High tumor marker levels can be a sign of cancer. Along with other tests, tumor marker tests can help doctors diagnose specific types of cancer and plan treatment. Tumor marker tests are most commonly used to do the following:
- Learn if a person has cancer. Higher tumor marker levels may indicate a certain type of cancer. A tumor marker test may be used as a part of your initial diagnosis.
- Guide treatment decisions. Some tumor marker tests tell doctors if they should give chemotherapy or immunotherapy. Others help doctors choose which drugs may work best.
- Check the progress of treatment. Changes in your tumor marker levels can show how well the treatment is working.
- Predict the chance of recovery. Tumor markers can help doctors predict the cancer's behavior and response to treatment. They can also predict your chance of recovery.
- Predict or watch for recurrence. Recurrence is when cancer comes back after treatment. Tumor marker tests can help predict how likely this is. That's why these tests might be part of your care after treatment ends. They may help find a recurrence sooner than other tests.
- Tumor marker tests may also be used to look for cancer in people with a high risk of the disease. Or you might have these tests to learn more about the cancer when doctors first find it.

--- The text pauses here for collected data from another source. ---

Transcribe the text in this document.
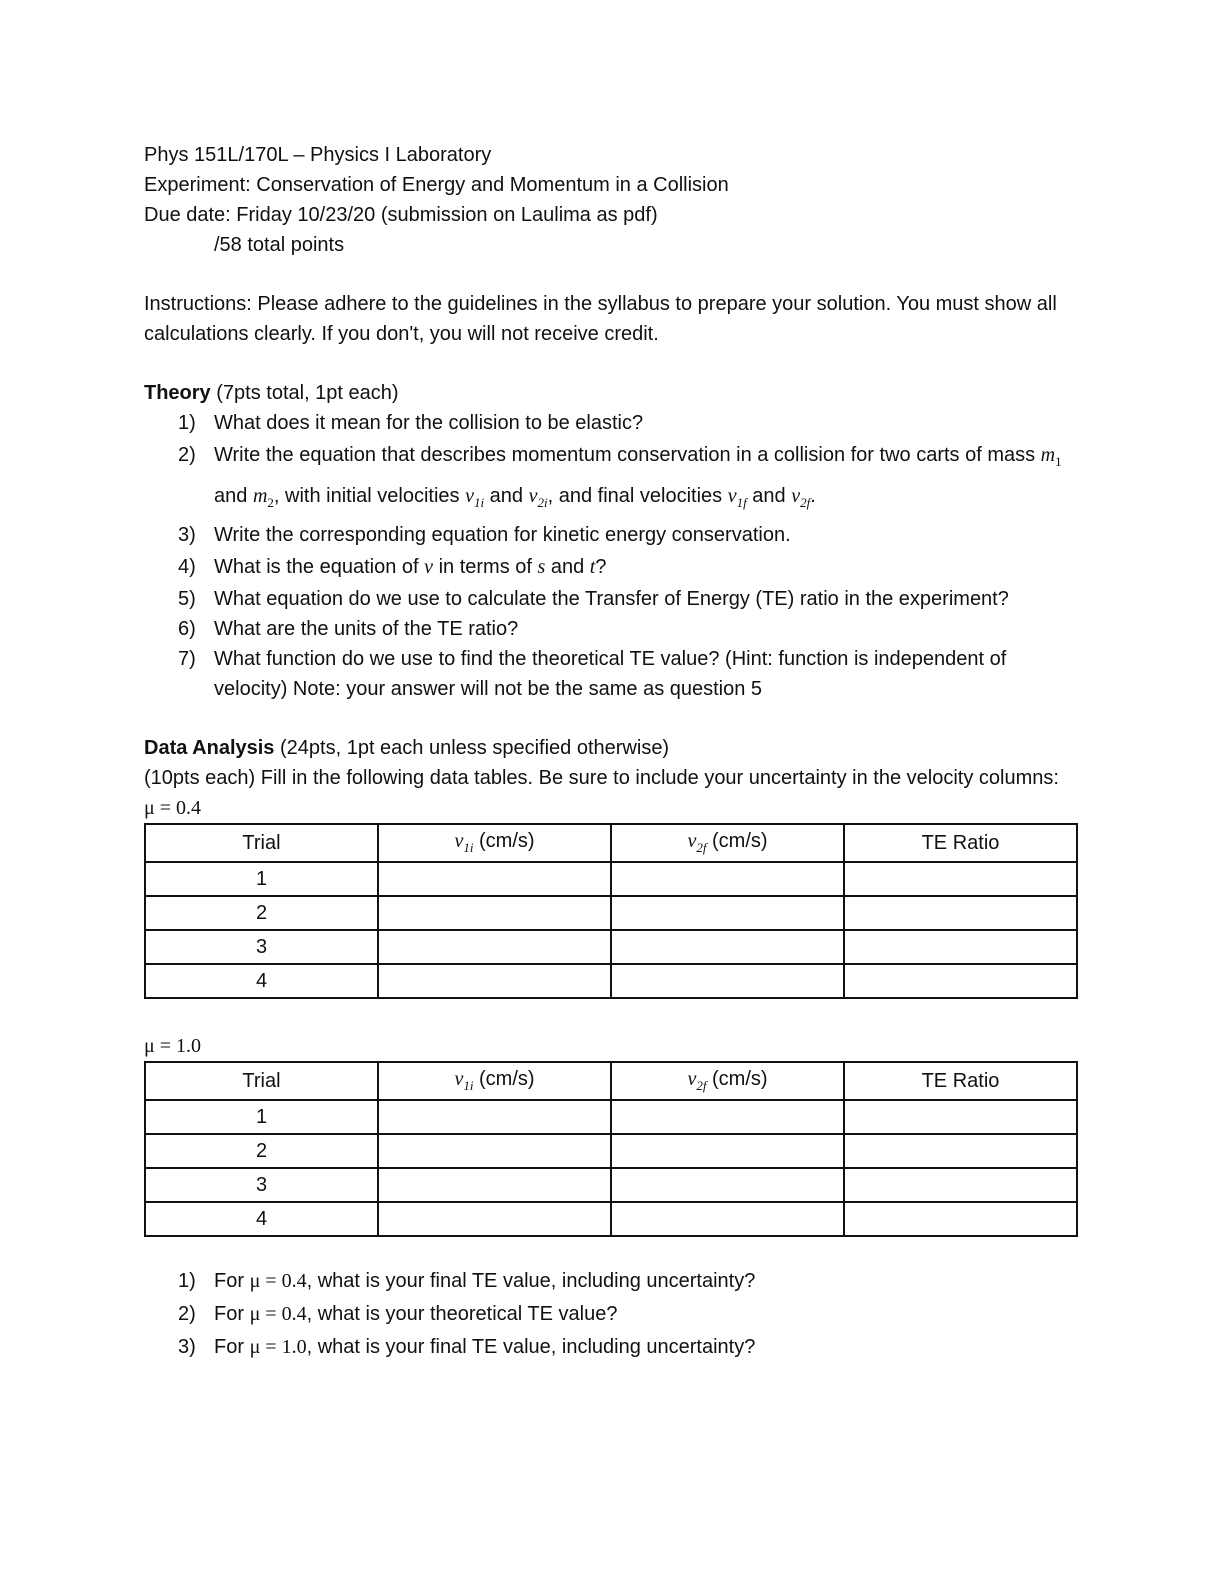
Phys 151L/170L – Physics I Laboratory
Experiment: Conservation of Energy and Momentum in a Collision
Due date: Friday 10/23/20 (submission on Laulima as pdf)
/58 total points
Instructions: Please adhere to the guidelines in the syllabus to prepare your solution. You must show all calculations clearly. If you don't, you will not receive credit.
Theory (7pts total, 1pt each)
1) What does it mean for the collision to be elastic?
2) Write the equation that describes momentum conservation in a collision for two carts of mass $m_1$ and $m_2$, with initial velocities $v_{1i}$ and $v_{2i}$, and final velocities $v_{1f}$ and $v_{2f}$.
3) Write the corresponding equation for kinetic energy conservation.
4) What is the equation of v in terms of s and t?
5) What equation do we use to calculate the Transfer of Energy (TE) ratio in the experiment?
6) What are the units of the TE ratio?
7) What function do we use to find the theoretical TE value? (Hint: function is independent of velocity) Note: your answer will not be the same as question 5
Data Analysis (24pts, 1pt each unless specified otherwise)
(10pts each) Fill in the following data tables. Be sure to include your uncertainty in the velocity columns:
μ = 0.4
Trial	$v_{1i}$ (cm/s)	$v_{2f}$ (cm/s)	TE Ratio
1			
2			
3			
4			
μ = 1.0
Trial	$v_{1i}$ (cm/s)	$v_{2f}$ (cm/s)	TE Ratio
1			
2			
3			
4			
1) For μ = 0.4, what is your final TE value, including uncertainty?
2) For μ = 0.4, what is your theoretical TE value?
3) For μ = 1.0, what is your final TE value, including uncertainty?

Tumor marker tests are not perfect. They are often not specific for cancer and may not be sensitive enough to pick up a cancer recurrence. The presence of tumor markers alone is not enough to diagnose cancer. You will probably need other tests to learn more about a possible cancer or recurrence. Some limits to tumor marker tests are listed below.

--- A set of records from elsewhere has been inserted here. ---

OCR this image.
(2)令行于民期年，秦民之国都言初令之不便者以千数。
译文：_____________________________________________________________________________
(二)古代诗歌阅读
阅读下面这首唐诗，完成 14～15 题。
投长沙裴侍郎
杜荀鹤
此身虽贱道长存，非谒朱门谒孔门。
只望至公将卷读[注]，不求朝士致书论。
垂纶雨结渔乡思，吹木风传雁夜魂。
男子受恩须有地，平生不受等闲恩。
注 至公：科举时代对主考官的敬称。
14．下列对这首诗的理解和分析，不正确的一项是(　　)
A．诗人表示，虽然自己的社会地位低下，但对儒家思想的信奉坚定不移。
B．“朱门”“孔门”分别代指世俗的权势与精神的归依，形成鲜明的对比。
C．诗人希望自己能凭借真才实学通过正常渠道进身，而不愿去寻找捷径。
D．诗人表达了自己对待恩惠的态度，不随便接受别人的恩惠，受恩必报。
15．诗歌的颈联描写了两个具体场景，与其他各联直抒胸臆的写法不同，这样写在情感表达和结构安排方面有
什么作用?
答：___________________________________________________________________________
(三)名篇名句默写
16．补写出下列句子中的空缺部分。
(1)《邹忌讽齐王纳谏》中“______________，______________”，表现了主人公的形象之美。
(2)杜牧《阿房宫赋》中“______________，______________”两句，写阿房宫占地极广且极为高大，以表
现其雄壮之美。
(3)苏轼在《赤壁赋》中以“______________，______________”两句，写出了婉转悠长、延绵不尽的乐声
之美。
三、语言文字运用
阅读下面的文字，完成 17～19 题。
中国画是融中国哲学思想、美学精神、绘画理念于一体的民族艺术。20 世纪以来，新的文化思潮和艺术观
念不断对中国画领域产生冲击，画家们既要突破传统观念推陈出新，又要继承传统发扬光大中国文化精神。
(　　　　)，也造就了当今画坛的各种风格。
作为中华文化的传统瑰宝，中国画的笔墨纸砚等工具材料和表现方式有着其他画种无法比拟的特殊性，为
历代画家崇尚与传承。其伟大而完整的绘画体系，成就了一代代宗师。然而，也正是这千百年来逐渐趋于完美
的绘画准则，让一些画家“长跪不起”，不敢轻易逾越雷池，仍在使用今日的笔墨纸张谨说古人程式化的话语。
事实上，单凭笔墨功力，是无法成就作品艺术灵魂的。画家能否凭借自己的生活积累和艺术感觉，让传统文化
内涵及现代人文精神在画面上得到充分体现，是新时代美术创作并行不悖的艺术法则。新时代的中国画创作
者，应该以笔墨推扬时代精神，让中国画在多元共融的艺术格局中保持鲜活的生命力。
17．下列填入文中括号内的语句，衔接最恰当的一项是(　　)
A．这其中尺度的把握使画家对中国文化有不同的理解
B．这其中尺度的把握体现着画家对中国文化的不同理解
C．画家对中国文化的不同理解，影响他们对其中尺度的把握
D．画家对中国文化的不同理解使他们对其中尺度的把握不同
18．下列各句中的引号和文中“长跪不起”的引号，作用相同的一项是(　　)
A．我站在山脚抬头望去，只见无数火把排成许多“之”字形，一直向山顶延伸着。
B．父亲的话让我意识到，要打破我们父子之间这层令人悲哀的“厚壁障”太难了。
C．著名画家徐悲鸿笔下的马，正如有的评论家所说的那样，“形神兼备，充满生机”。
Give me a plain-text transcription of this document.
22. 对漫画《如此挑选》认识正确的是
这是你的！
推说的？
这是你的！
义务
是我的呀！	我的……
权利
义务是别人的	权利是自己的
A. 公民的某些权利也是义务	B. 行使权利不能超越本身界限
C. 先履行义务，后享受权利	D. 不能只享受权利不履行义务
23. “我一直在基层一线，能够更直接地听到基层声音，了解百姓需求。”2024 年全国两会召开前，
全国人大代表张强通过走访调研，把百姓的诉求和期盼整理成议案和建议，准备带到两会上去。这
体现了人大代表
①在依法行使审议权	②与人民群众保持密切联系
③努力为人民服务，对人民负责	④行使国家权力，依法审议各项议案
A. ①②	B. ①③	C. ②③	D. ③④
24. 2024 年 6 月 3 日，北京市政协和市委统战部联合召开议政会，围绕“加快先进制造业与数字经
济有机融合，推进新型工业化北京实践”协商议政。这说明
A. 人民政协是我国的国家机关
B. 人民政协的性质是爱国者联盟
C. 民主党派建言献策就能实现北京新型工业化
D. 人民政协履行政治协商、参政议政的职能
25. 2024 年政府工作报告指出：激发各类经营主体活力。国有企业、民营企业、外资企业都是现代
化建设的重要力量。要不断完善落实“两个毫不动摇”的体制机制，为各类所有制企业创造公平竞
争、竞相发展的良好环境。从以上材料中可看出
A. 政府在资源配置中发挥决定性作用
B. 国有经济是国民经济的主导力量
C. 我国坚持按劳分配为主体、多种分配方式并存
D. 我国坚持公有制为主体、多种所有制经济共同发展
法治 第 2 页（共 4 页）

- A condition or disease that is not cancer can raise tumor marker levels.
- People without cancer can have high tumor marker levels.
- Tumor marker levels can change over time. The tests may not get the same result every time.
- Tumor marker levels may not go up until cancer gets worse. This does not help find cancer early, or in people at high risk. It also does not help find a recurrence.
- Some cancers do not make tumor markers that are found in the blood. And, some types of cancer have no known tumor markers.
- Your tumor marker levels might not go up, even if your type of cancer usually makes tumor markers.
How is a tumor marker test done?
A member of your health care team will take a sample of your blood or urine. The sample goes to a laboratory for testing. Some tumor marker tests must be done more than once, because the levels of tumor markers can change regularly.
You will also need other tests to find cancer and check on treatment. This is because tumor marker results have limitations (see above) and are sometimes wrong. They might:
Show a tumor is present or growing when it is not.
Show there is no tumor when one is present, or show treatment is working when it is not.
No test is perfect. So, your doctor will probably order several types of tests to find answers.
Doctors use different tumor marker tests for different cancers. However, many cancers do not yet have tumor markers that can help guide care.
Questions to ask the health care team about Tumor Makers
You might want to ask your health care team these questions:
- Do you think I need any tumor marker tests? Which ones, and why?
- Have you looked for tumor markers already? Which ones?
- How are these tests done? How often should I have them?
- Who can explain the results to me?
- If I have abnormal levels of a tumor marker, what does that mean? How could this result affect my treatment plan?
- Will I need tumor marker tests after my cancer treatment ends?